Karner or ossuaries have a long tradition in Central Europe – literally hundreds existed in Austria and Bavaria although they went out of fashion during the late eighteenth century. It has long been the practice in Austria that graves are only rented for a limited period – usually between ten and thirty years. This custom continues in much of Austria – after the lease is up, family or friends either have to renew the lease or the grave is reused.

The German word Karner is derived from the Latin carnarium (caro meaning flesh) although Beinhaus (bone house) is much more common. In English, the formal term is ossuary, derived from the Latin ossuarium (os meaning bone).

In Hallstatt, the period human remains remained in the grave could have been as short as ten years after which the remains were exhumed and the skulls as well as some other large bones were moved to the bone house. From the late eighteenth century, it became a habit to paint the skulls before placing them in the bone house. These paintings often include the name of the person, year of death, and some other decorations such as flowers, leaves, and even serpents.


The Karner (Bone House) in Hallstatt, Austria

Lack of space and the need to recycle graves are usually given as the main reason for the existence of the bone house in Hallstatt. However, research has shown that of over 30,000 known deaths and burials, just over 2,100 skulls were documented. Even allowing for bureaucratic laxness, it seems moving skulls to the bone house could not have been an automatic process.

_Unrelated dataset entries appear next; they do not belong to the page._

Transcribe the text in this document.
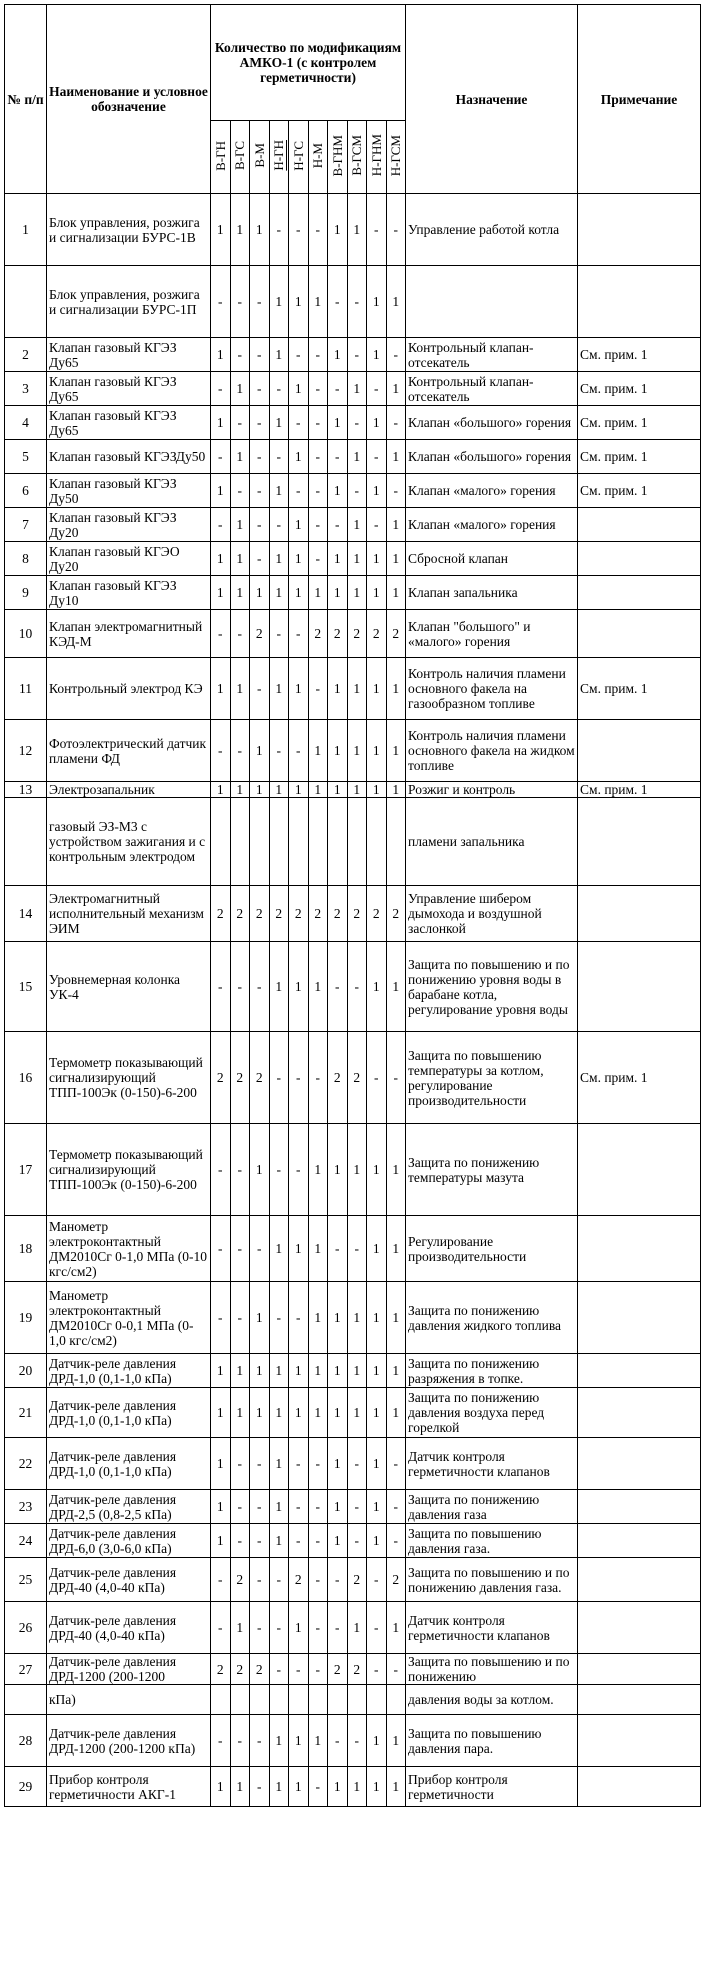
№ п/п	Наименование и условное обозначение	Количество по модификациям АМКО-1 (с контролем герметичности)										Назначение	Примечание
		В-ГН	В-ГС	В-М	Н-ГН	Н-ГС	Н-М	В-ГНМ	В-ГСМ	Н-ГНМ	Н-ГСМ		
1	Блок управления, розжига и сигнализации БУРС-1В	1	1	1	-	-	-	1	1	-	-	Управление работой котла	
	Блок управления, розжига и сигнализации БУРС-1П	-	-	-	1	1	1	-	-	1	1		
2	Клапан газовый КГЭЗ Ду65	1	-	-	1	-	-	1	-	1	-	Контрольный клапан-отсекатель	См. прим. 1
3	Клапан газовый КГЭЗ Ду65	-	1	-	-	1	-	-	1	-	1	Контрольный клапан-отсекатель	См. прим. 1
4	Клапан газовый КГЭЗ Ду65	1	-	-	1	-	-	1	-	1	-	Клапан «большого» горения	См. прим. 1
5	Клапан газовый КГЭЗДу50	-	1	-	-	1	-	-	1	-	1	Клапан «большого» горения	См. прим. 1
6	Клапан газовый КГЭЗ Ду50	1	-	-	1	-	-	1	-	1	-	Клапан «малого» горения	См. прим. 1
7	Клапан газовый КГЭЗ Ду20	-	1	-	-	1	-	-	1	-	1	Клапан «малого» горения	
8	Клапан газовый КГЭО Ду20	1	1	-	1	1	-	1	1	1	1	Сбросной клапан	
9	Клапан газовый КГЭЗ Ду10	1	1	1	1	1	1	1	1	1	1	Клапан запальника	
10	Клапан электромагнитный КЭД-М	-	-	2	-	-	2	2	2	2	2	Клапан "большого" и «малого» горения	
11	Контрольный электрод КЭ	1	1	-	1	1	-	1	1	1	1	Контроль наличия пламени основного факела на газообразном топливе	См. прим. 1
12	Фотоэлектрический датчик пламени ФД	-	-	1	-	-	1	1	1	1	1	Контроль наличия пламени основного факела на жидком топливе	
13	Электрозапальник	1	1	1	1	1	1	1	1	1	1	Розжиг и контроль	См. прим. 1
	газовый ЭЗ-М3 с устройством зажигания и с контрольным электродом											пламени запальника	
14	Электромагнитный исполнительный механизм ЭИМ	2	2	2	2	2	2	2	2	2	2	Управление шибером дымохода и воздушной заслонкой	
15	Уровнемерная колонка УК-4	-	-	-	1	1	1	-	-	1	1	Защита по повышению и по понижению уровня воды в барабане котла, регулирование уровня воды	
16	Термометр показывающий сигнализирующий ТПП-100Эк (0-150)-6-200	2	2	2	-	-	-	2	2	-	-	Защита по повышению температуры за котлом, регулирование производительности	См. прим. 1
17	Термометр показывающий сигнализирующий ТПП-100Эк (0-150)-6-200	-	-	1	-	-	1	1	1	1	1	Защита по понижению температуры мазута	
18	Манометр электроконтактный ДМ2010Сг 0-1,0 МПа (0-10 кгс/см2)	-	-	-	1	1	1	-	-	1	1	Регулирование производительности	
19	Манометр электроконтактный ДМ2010Сг 0-0,1 МПа (0-1,0 кгс/см2)	-	-	1	-	-	1	1	1	1	1	Защита по понижению давления жидкого топлива	
20	Датчик-реле давления ДРД-1,0 (0,1-1,0 кПа)	1	1	1	1	1	1	1	1	1	1	Защита по понижению разряжения в топке.	
21	Датчик-реле давления ДРД-1,0 (0,1-1,0 кПа)	1	1	1	1	1	1	1	1	1	1	Защита по понижению давления воздуха перед горелкой	
22	Датчик-реле давления ДРД-1,0 (0,1-1,0 кПа)	1	-	-	1	-	-	1	-	1	-	Датчик контроля герметичности клапанов	
23	Датчик-реле давления ДРД-2,5 (0,8-2,5 кПа)	1	-	-	1	-	-	1	-	1	-	Защита по понижению давления газа	
24	Датчик-реле давления ДРД-6,0 (3,0-6,0 кПа)	1	-	-	1	-	-	1	-	1	-	Защита по повышению давления газа.	
25	Датчик-реле давления ДРД-40 (4,0-40 кПа)	-	2	-	-	2	-	-	2	-	2	Защита по повышению и по понижению давления газа.	
26	Датчик-реле давления ДРД-40 (4,0-40 кПа)	-	1	-	-	1	-	-	1	-	1	Датчик контроля герметичности клапанов	
27	Датчик-реле давления ДРД-1200 (200-1200	2	2	2	-	-	-	2	2	-	-	Защита по повышению и по понижению	
	кПа)											давления воды за котлом.	
28	Датчик-реле давления ДРД-1200 (200-1200 кПа)	-	-	-	1	1	1	-	-	1	1	Защита по повышению давления пара.	
29	Прибор контроля герметичности АКГ-1	1	1	-	1	1	-	1	1	1	1	Прибор контроля герметичности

Human skulls in the Hallstatt Karner

The custom of moving skulls to the bone house fell out of fashion in Hallstatt during the mid-twentieth century. Presently, skulls are only moved here if a local inhabitant specifically requested it in writing. The newest skull is of a local woman who died in 1983. Her skull is at the foot of the cross – golden tooth still intact.

  • Seeing the skulls is slightly bizarre but the display is neither sterilized nor commercially exploitative or tasteless in any way.

Getting to the Karner (Bone House) in Hallstatt

Stair case in Hallstatt

The bone house in Hallstatt is inside the lower floor of the two-story Michaelskappelle (St Michael’s Chapel) that dates from the twelfth century. The chapel is adjacent to the cemetery at the Roman Catholic Pfarrkirche (Parish church), up the hill from the lake. (The large neo-Gothic Lutheran church is on the banks of the lake.)

The Pfarrkirche can be reached either from the parking lot in the tunnel or from the lower reaches of the town. Both routes have steep inclines and numerous staircases.

For drivers, Hallstatt is an easy day trip from Salzburg. Public transportation to Hallstatt is also possible by either train or bus with frequent connections from Salzburg or Vienna. Bus tours are also popular from Salzburg but the frequency depends on the season. The closest airport to Hallstatt is Salzburg’s Mozart Airport (SZG) with a large number of cheap flights from many European destinations.